As I hinted yesterday, it is now time to update my House projection. My last comprehensive review gave Republicans 52 seats over 2008, but let’s see how far the Swingometer needles move this time, as even I have been surprised by how far some of these new Generic Ballots have shifted toward Republicans.
Old reliable Real Clear Politics again has seven generics for us to look at. Two of them polled likely voters and the remaining five polled registered voters. When I average the Swingometer projections from all seven polls, it will be a weighted average giving the likely voter polls double weight.

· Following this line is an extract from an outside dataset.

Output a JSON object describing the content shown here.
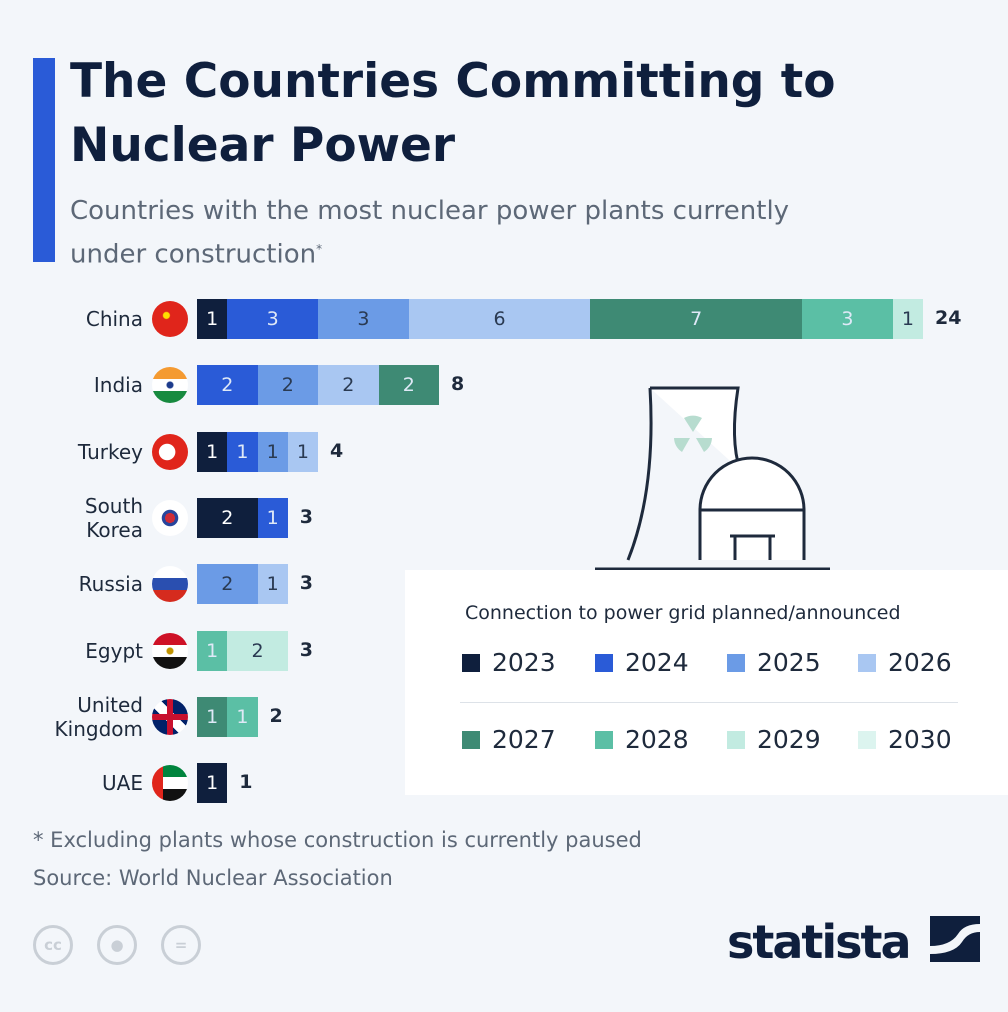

To get a “swing” to put into the Swingometer for each poll, what I do is subtract out all of the voters in each poll that don’t choose Republicans or Democrats in order to get a bare two party vote. I then compare that with the actual, total two party vote in 2008’s House elections. This compares apples with apples.
|Two party splits|
First thoughts: Gee, that Newsweek looks pretty far off, doesn’t it? And I find it interesting that the Gallup poll done for USA Today has a sample size of 928 (a typical size) while Gallup’s own has a sample size of 1540 (second largest, behind only Rasmussen’s 3500). Who paid for a poll matters.
But moving on, the weighted average of these swings is R+22. Which means even with Newsweek included, Swingometer says Republicans gain 60 seats over 2008 and take a 238-197 House majority. If all of this is accurate then we’re in territory never seen since the Truman administration in terms of a single year swing. Back in the day, Presidential coattails would move the House far his way, but the mid-term would react to that, causing the House to be remarkably swingy. That’s not entirely the case anymore, as two of the last three midterms have even favored the party of the President, so a 60 seat win just isn’t done anymore.
But the generics suggest the Republicans just might.